Mon, Nov 10, 2008 - Page 13 News List

How to speak JAZZ

Become a connoisseur of jazz with this phrase guide and a little history

By John Fordham  /  THE GUARDIAN , LONDON

Cool School

1950s reaction against bebop’s often frenetic momentum, with pianist Lennie Tristano its guru. The melodies are as tricky as bop’s, but the approach is quiet and low-key.

Check out Lennie Tristano: Lennie Tristano

Dixieland/trad jazz

Traditional New Orleans and Chicago styles of the 1920s revived by enthusiasts from the 1940s on, as a rootsy reaction against the perceived cerebral style of bebop.

Check out Humphrey Lyttelton: Bad Penny Blues.

Free jazz/free-improv

An approach to improvisation begun in the 1950s in an attempt to let solos off the leash imposed by a repeated theme or chord pattern — and to let groups improvise collectively, with the players listening and reacting instantly to each other’s ideas.

Check out Ornette Coleman: Free Jazz.

Funk

Funk — which originally meant dirty, earthy and bluesy — emerged in the 1950s as a reaction against the Europeanized, chamber-music sound of cool jazz.

Harmolodics

Obscure concept coined by saxophonist Ornette Coleman, referring to a reflexive, total-improv approach in which a player can react melodically, harmonically and rhythmically at once.

Head

The original theme of a song.
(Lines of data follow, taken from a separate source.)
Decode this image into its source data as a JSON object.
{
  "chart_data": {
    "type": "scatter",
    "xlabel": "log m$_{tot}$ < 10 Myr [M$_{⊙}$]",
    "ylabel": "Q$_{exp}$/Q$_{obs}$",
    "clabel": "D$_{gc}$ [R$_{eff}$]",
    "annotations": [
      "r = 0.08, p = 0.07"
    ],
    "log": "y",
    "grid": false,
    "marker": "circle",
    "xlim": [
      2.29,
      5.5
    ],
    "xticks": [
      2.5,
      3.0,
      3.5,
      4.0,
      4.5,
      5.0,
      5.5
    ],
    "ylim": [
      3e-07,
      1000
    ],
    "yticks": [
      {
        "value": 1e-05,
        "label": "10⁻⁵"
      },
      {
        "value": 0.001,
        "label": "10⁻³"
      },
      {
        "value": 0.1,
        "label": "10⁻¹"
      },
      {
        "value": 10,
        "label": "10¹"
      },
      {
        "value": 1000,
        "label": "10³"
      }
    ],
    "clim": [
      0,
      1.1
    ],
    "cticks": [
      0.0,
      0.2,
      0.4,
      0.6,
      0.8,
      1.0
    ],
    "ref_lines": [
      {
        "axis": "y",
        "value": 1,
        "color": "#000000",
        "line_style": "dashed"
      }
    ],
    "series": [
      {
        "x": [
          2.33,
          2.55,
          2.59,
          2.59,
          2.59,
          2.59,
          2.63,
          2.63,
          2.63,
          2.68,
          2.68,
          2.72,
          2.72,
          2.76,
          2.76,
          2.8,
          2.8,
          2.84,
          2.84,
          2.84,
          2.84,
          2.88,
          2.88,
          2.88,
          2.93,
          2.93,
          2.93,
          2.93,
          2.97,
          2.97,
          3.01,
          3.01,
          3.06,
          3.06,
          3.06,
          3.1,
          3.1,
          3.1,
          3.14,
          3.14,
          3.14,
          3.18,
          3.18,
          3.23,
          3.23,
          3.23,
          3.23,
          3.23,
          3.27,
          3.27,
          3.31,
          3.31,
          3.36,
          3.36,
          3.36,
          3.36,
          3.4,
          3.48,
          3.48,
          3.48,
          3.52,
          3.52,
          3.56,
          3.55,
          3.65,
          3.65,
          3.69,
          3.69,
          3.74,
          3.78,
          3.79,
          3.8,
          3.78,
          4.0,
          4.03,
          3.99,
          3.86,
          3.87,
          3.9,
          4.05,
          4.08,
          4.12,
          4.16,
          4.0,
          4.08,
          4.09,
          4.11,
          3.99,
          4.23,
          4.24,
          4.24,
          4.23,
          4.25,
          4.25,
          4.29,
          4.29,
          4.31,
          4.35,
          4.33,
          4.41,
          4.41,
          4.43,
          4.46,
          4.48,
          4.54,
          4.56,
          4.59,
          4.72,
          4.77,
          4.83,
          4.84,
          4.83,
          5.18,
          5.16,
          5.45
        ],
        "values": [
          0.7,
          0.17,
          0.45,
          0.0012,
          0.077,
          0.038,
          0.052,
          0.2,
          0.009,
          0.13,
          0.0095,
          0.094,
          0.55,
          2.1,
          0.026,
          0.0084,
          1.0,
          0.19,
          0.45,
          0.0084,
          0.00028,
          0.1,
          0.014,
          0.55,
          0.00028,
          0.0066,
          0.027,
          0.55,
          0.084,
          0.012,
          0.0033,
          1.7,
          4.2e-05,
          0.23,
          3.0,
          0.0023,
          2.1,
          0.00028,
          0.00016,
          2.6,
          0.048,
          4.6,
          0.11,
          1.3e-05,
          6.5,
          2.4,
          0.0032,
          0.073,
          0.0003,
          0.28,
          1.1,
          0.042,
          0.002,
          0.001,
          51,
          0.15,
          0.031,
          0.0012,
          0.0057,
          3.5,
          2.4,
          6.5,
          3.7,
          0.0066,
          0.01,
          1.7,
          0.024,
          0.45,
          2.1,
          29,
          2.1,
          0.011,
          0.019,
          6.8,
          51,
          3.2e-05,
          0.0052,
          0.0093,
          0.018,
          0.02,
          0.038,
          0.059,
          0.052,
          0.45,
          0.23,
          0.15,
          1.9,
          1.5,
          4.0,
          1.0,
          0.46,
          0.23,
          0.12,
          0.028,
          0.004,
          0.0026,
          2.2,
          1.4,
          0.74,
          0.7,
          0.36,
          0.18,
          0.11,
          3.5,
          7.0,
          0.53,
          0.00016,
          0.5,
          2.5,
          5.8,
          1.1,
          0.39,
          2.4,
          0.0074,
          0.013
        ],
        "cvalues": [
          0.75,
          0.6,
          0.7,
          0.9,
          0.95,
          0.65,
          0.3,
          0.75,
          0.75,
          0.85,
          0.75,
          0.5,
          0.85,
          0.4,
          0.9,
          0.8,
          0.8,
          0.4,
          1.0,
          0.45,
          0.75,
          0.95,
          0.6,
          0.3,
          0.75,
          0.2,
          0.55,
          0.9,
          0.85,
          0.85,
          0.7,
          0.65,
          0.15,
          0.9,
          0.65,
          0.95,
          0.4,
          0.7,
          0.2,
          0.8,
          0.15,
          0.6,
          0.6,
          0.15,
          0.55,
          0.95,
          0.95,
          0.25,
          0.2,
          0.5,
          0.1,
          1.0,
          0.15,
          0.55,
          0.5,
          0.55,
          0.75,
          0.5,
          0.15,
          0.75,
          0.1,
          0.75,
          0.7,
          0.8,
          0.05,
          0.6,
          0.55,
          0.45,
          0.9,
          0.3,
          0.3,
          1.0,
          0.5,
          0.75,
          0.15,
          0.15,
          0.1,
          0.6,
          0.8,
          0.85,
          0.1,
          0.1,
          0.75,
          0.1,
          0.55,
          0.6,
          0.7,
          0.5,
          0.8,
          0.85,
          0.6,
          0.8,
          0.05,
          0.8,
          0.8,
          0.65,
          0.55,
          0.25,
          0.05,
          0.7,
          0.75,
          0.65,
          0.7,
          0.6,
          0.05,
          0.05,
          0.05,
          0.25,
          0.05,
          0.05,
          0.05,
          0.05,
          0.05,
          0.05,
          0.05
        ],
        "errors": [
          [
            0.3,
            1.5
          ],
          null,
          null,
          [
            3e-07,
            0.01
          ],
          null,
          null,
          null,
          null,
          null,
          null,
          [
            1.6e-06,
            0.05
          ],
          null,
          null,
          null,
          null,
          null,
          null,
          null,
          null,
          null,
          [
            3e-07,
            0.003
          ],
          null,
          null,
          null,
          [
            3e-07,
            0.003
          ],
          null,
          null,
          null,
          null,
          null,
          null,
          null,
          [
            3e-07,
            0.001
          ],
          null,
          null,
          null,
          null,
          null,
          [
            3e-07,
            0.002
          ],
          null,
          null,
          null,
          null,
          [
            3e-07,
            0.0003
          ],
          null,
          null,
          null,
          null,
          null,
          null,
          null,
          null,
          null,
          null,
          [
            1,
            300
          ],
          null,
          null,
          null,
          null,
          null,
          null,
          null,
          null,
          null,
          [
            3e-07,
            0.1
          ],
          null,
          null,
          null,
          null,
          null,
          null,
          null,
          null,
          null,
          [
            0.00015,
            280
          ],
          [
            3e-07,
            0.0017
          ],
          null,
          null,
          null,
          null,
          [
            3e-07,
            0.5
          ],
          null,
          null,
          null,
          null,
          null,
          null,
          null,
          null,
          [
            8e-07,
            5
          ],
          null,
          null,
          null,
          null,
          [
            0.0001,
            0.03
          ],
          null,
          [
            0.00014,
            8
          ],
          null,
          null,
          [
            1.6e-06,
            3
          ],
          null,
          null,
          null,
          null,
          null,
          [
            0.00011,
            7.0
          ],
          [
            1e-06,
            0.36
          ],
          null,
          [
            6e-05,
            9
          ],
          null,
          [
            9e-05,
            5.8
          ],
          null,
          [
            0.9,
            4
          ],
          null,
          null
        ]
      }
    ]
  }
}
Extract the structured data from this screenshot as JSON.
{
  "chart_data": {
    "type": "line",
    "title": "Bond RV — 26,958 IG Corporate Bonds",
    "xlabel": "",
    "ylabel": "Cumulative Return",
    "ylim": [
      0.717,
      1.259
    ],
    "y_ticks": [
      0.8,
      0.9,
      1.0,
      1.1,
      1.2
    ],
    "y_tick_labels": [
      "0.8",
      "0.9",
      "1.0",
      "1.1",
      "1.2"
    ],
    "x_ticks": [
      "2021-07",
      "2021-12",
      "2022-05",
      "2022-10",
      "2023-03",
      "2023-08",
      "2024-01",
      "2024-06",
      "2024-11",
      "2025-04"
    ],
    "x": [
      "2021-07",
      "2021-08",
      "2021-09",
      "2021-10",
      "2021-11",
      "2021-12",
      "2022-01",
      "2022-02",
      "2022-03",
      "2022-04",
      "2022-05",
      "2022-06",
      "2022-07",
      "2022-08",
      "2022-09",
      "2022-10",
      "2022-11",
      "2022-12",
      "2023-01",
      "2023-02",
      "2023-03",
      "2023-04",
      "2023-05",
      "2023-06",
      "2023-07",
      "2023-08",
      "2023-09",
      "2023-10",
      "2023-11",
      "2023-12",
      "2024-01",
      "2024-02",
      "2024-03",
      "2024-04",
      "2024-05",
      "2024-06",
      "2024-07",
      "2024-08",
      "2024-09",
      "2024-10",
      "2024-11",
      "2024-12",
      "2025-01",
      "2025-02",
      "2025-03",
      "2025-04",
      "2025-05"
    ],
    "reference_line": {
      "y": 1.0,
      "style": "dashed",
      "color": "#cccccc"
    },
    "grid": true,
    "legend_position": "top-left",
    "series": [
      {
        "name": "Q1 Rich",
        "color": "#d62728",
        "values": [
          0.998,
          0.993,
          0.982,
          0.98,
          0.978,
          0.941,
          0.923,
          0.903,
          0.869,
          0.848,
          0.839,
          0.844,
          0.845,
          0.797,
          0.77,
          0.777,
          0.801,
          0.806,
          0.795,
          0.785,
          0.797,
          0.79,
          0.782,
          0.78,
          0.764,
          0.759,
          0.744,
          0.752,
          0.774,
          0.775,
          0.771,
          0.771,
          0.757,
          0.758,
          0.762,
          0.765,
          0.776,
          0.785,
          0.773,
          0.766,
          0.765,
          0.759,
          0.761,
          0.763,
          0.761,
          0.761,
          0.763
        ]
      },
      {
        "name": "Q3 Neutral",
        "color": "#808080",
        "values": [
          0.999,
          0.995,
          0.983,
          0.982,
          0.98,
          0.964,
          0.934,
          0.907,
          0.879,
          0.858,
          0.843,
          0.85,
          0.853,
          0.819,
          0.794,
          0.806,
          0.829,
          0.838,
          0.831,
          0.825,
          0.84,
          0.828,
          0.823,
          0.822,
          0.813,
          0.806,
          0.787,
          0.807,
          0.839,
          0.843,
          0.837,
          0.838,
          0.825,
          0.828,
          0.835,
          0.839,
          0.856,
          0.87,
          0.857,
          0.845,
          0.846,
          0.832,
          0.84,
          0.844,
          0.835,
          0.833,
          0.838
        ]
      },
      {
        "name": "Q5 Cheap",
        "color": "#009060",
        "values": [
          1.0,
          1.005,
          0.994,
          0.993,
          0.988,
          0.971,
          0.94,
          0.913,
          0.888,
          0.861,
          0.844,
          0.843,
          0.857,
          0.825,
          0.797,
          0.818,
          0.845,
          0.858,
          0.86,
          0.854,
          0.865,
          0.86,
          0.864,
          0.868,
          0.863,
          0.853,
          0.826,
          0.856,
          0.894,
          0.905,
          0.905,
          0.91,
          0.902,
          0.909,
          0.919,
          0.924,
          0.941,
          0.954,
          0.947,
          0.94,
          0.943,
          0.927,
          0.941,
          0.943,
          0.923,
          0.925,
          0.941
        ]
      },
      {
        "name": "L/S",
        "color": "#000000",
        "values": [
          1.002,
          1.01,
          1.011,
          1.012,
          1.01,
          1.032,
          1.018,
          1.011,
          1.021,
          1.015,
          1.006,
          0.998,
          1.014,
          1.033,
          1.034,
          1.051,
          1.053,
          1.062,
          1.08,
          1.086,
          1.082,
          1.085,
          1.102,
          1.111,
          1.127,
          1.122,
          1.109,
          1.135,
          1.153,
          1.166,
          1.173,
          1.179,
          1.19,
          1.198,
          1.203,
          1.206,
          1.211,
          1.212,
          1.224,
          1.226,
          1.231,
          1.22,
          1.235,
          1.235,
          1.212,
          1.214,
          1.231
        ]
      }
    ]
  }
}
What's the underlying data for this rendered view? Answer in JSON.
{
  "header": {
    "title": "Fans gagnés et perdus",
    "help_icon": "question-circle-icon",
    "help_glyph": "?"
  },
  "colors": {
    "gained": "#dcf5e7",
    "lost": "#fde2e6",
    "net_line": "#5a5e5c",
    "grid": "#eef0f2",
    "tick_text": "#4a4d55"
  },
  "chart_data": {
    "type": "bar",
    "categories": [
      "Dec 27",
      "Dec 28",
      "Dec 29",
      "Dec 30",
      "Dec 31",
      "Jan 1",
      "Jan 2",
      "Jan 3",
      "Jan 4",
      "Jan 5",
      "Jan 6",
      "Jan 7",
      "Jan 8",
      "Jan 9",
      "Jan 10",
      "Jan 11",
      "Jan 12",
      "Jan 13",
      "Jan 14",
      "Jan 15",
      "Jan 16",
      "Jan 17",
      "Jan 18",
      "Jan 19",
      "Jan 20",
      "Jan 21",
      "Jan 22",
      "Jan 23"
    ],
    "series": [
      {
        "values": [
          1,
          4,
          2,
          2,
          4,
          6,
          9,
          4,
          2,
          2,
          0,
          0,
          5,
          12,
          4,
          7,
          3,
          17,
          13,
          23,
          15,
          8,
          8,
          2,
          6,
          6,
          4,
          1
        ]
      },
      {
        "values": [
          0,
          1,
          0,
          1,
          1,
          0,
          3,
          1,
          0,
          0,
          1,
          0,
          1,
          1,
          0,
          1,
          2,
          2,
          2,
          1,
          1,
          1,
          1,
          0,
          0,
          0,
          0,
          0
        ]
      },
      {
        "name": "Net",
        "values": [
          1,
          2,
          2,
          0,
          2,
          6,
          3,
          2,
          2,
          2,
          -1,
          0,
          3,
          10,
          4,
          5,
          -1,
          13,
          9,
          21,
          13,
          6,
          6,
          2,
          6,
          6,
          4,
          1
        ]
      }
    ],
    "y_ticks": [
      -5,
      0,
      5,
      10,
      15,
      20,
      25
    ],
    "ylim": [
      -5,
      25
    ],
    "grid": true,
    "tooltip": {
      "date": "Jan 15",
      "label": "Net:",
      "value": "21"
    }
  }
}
When bandleaders point to their heads after a succession of solos, it’s an instruction to go back to the theme.

Hot licks

Derisory term in jazz, referring to the repetition of familiar or predictable phrases in a solo, usually to elicit a predictable audience reaction.

Mainstream

Revivalist style of the 1950s onward, recovering lyrical small-group swing styles of the 1930s, with Count Basie’s music a favorite source.

Modal jazz

1950s reaction against the painting-by-numbers styles of only improvising over recycling chord-patterns. Modal jazz is based on sequences of scales more than chords, and seeks to make improvisers more melodically creative.

Check out Miles Davis: Kind of Blue

Multiphonics

Playing two or three notes simultaneously on a wind or reed instrument only designed to produce one at a time — now widely used as an effect.

Post-bop

Roughly describes post-1980s instrumental jazz, phrased with busy melodies and sharp rhythmic turns like bebop, but drawing on many recent developments including fusion and free-improvisation.

Check out Michael Brecker: Time Is of the Essence.

Ragtime

African-American proto-jazz form, in which the accompaniment is syncopated or — “ragged” — so that the underlying beat falls between rather than on the accents of the tune.

Check out Joshua Rifkin: The Entertainer — the Very Best of Scott Joplin

Riff or vamp

Repeated, rhythmically punchy short phrase, sometimes played by a brass or reed section behind an improviser.

Scat

Improvisational singing style, mimicking an instrumental solo with nonsense syllables and percussive sounds.

Swing

A regular beat, but with disguised and ongoing polyrhythmic tweaks. Central to the sensuous, ambiguous feel of a typical jazz pulse.

Third Stream

Variant of 1950s Cool School music, often setting jazz improvisation within European classical frameworks.